Sperimentare una nuova moneta è una cattiva idea in un momento in cui l’Europa deve affrontare la dura realtà della soppressione dello stato sociale, del reinserimento di milioni di disoccupati in una normale vita lavorativa, della deregolamentazione delle economie stataliste-corporative, coltivando il lato dell’offerta della sua economia, e integrando l’Europa centrale. La nuova moneta crea vantaggi insignificanti nella migliore delle ipotesi, mentre scoraggia gli aggiustamenti e limita la cooperazione pragmatica. Da fuori dell’Europa, una moneta comune e gli sforzi necessari per ottenerla sono visti come passi indirizzati profondamente male e fuori tempo che renderanno l’Europa un anello debole dell’economia mondiale.

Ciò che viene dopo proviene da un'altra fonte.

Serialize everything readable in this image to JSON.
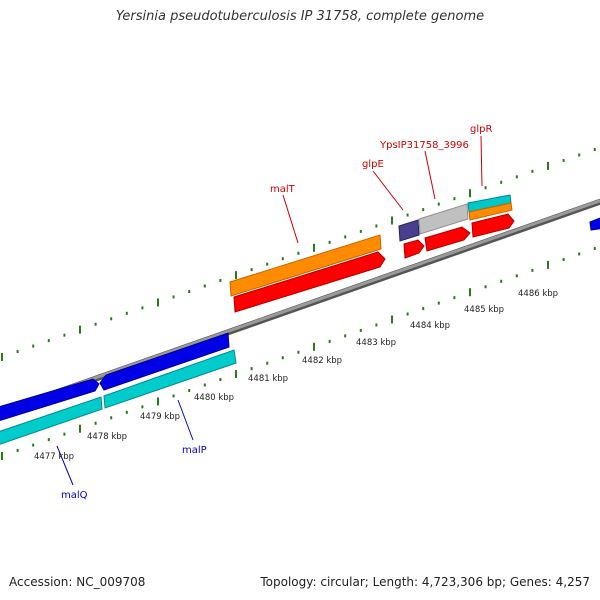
{
  "header": {
    "title": "Yersinia pseudotuberculosis IP 31758, complete genome"
  },
  "footer": {
    "accession": "Accession: NC_009708",
    "summary": "Topology: circular; Length: 4,723,306 bp; Genes: 4,257"
  },
  "colors": {
    "backbone": "#888888",
    "tick": "#2a7a1a",
    "forward_gene": "#ff8c00",
    "forward_gene_alt": "#00c8c8",
    "cds": "#ff0000",
    "reverse_gene": "#0000e6",
    "reverse_gene_alt": "#00cccc",
    "pseudo": "#c0c0c0",
    "other": "#4a3f8f",
    "label_top": "#cc0000",
    "label_bottom": "#0000cc"
  },
  "scale": {
    "labels": [
      "4477 kbp",
      "4478 kbp",
      "4479 kbp",
      "4480 kbp",
      "4481 kbp",
      "4482 kbp",
      "4483 kbp",
      "4484 kbp",
      "4485 kbp",
      "4486 kbp"
    ]
  },
  "features": {
    "top": [
      {
        "name": "malT",
        "color": "label_top"
      },
      {
        "name": "glpE",
        "color": "label_top"
      },
      {
        "name": "YpsIP31758_3996",
        "color": "label_top"
      },
      {
        "name": "glpR",
        "color": "label_top"
      }
    ],
    "bottom": [
      {
        "name": "malQ",
        "color": "label_bottom"
      },
      {
        "name": "malP",
        "color": "label_bottom"
      }
    ]
  }
}
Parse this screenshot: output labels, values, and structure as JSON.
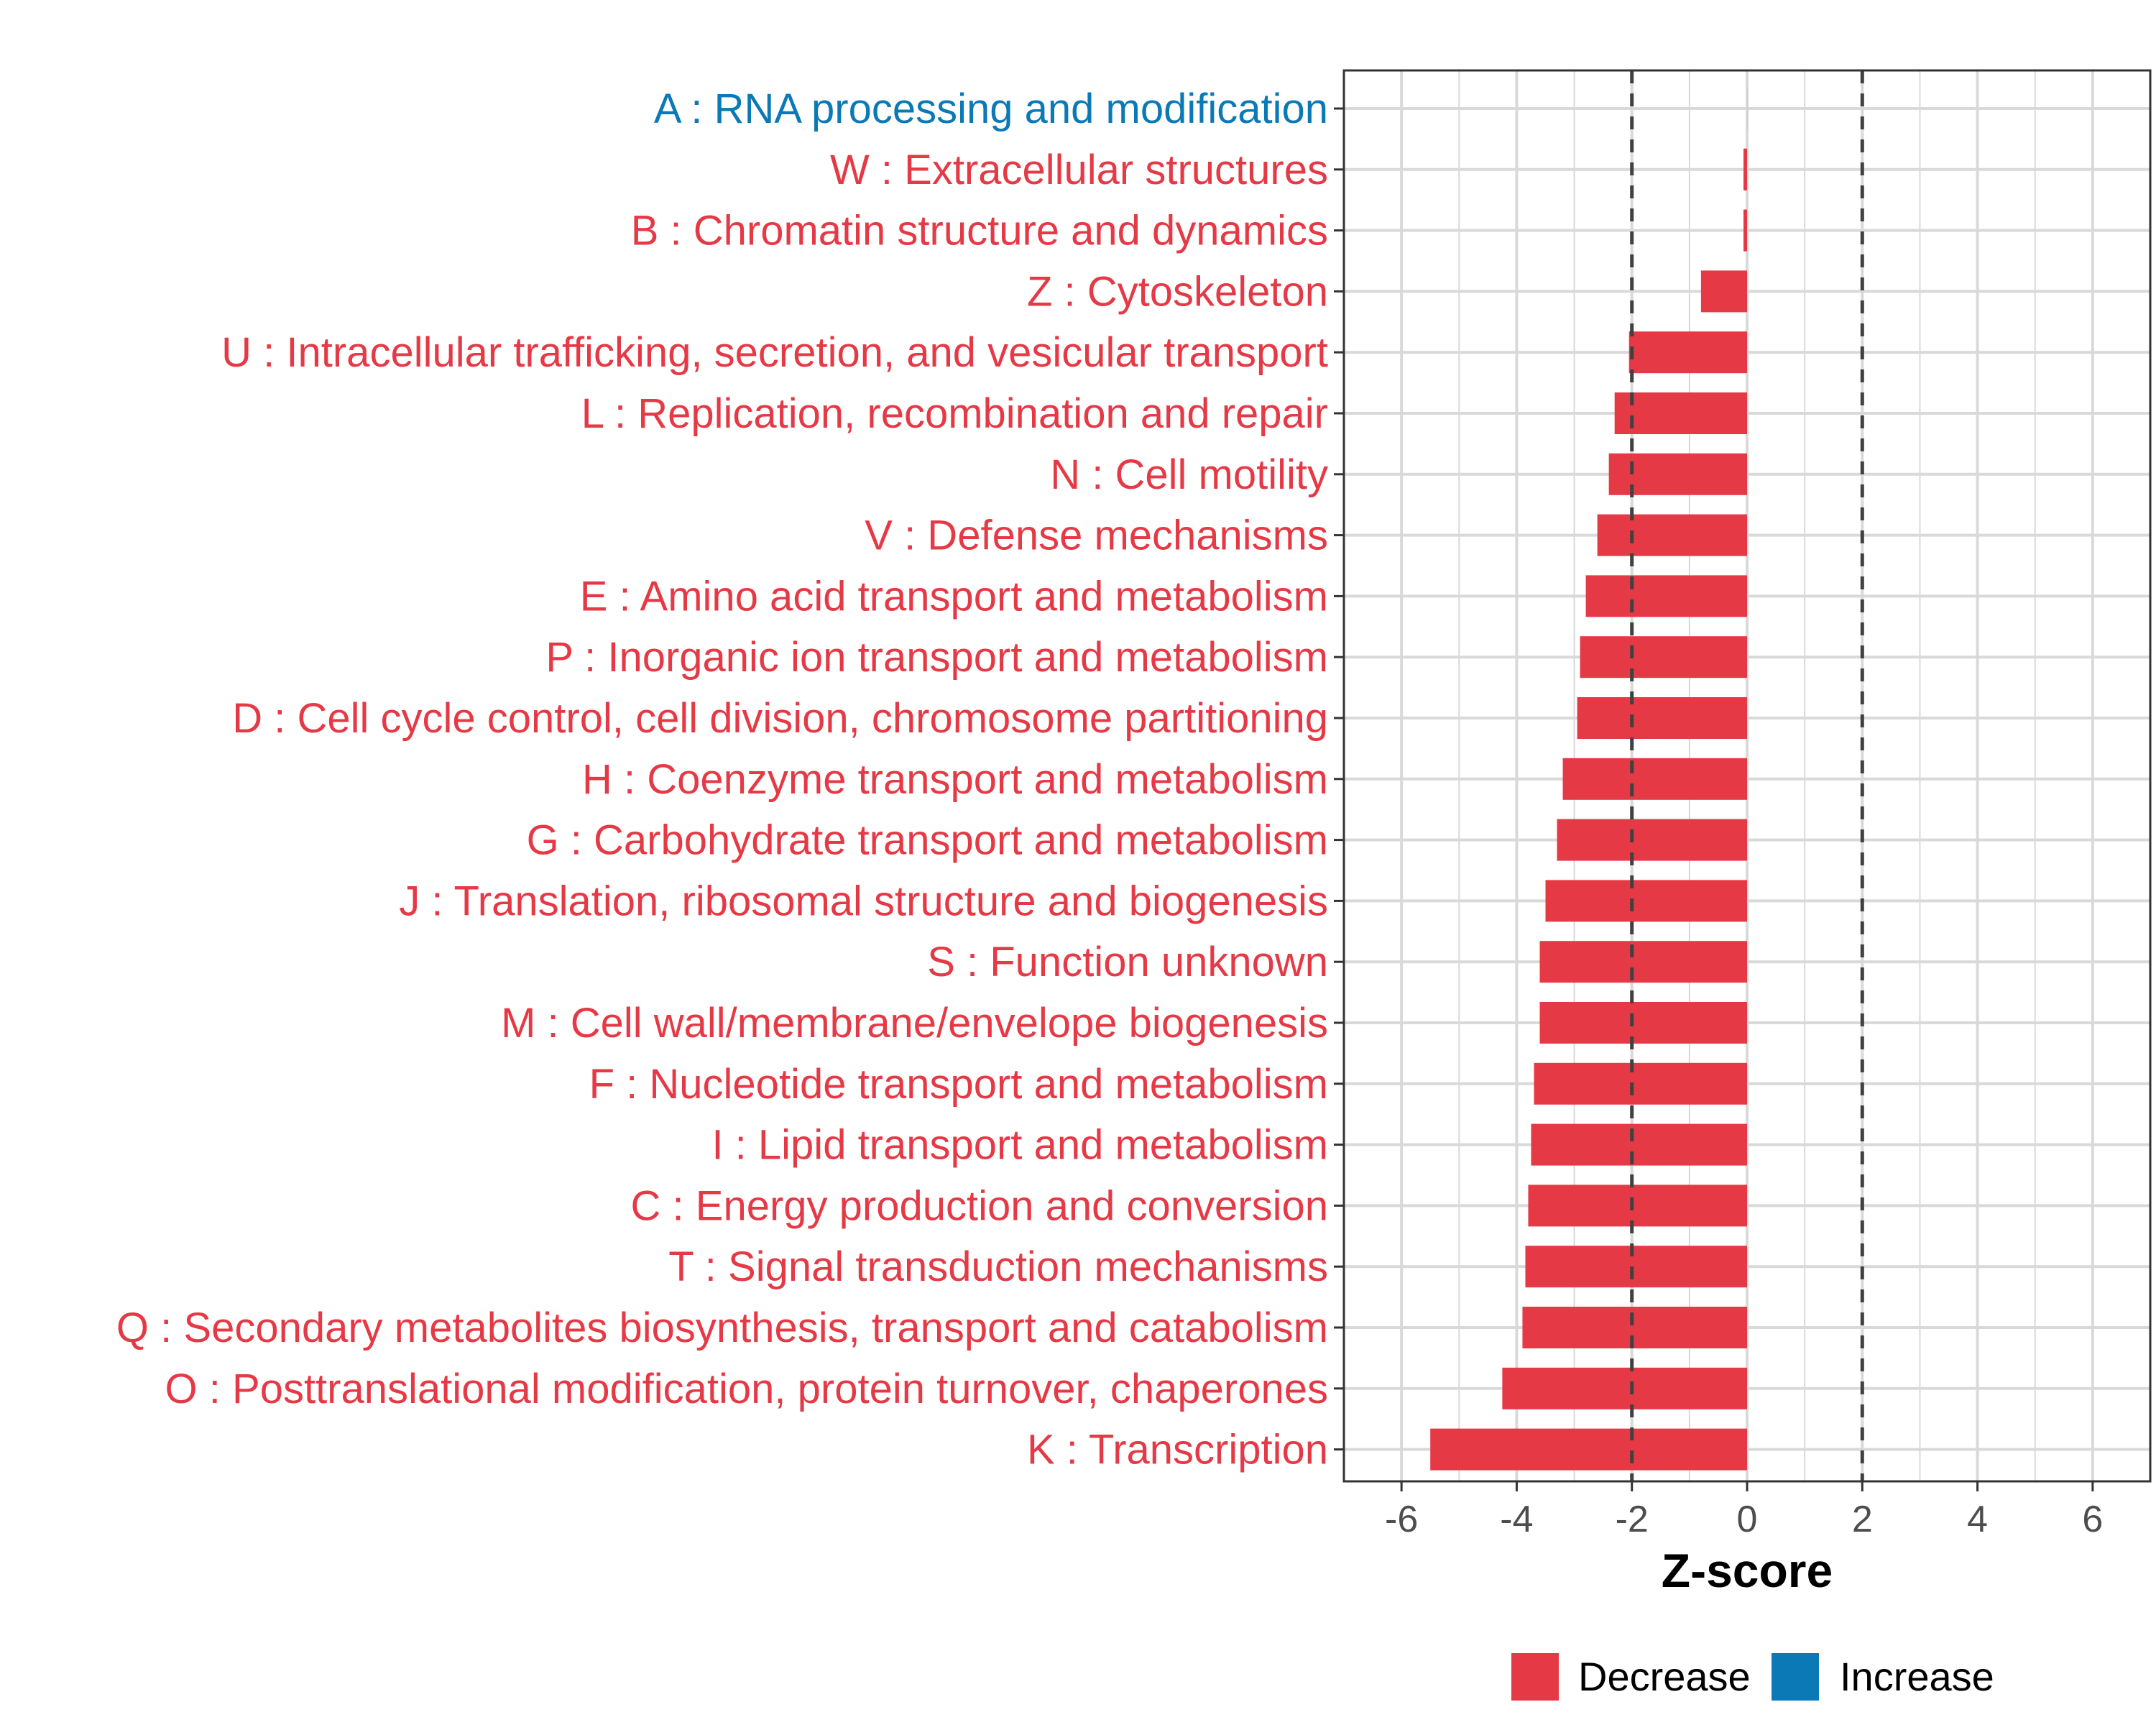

Anche se approvano l’evoluzione di un mercato comune europeo, gli Stati Uniti sono impauriti dalla UEM. Il primo è stato visto come un contributo alla prosperità e in tal modo alla stabilità politica. La seconda è vista come portatrice di un alto rischio di contribuire alla recessione e quindi a guai politici, che sono sempre stati costosi per il mondo. Gli europei, con i loro Euro-occhiali rosa, non vedono questa prospettiva. Lo scetticismo degli Stati Uniti deriva dalla convinzione che legare le valute forza altrove l’aggiustamento, con conseguenti alti tassi di interesse e alti tassi di disoccupazione. Avendo vissuto questo quando il dollaro era sopravvalutato negli anni ’60, gli Stati Uniti non sono mai stati un fan del tasso fisso. Osservare le ricorrenti crisi valutarie in Europa negli anni ’80 ha rafforzato questo parere. Gli Stati Uniti hanno una notevole flessibilità nelle istituzioni sia dei salari che del mercato del lavoro. Con tali accordi, concettualmente, potrebbero entrare in un regime di cambi fissi. L’Europa non ha né salari flessibili né mercati del lavoro che funzionano, ma ha già la disoccupazione di massa. La UEM si aggiungerà a questo, sia nel percorso di ingresso che una volta che il sistema sia intrappolato in tassi fissi tra paesi notevolmente divergenti. Se mai ci fosse una cattiva idea, la UEM lo è.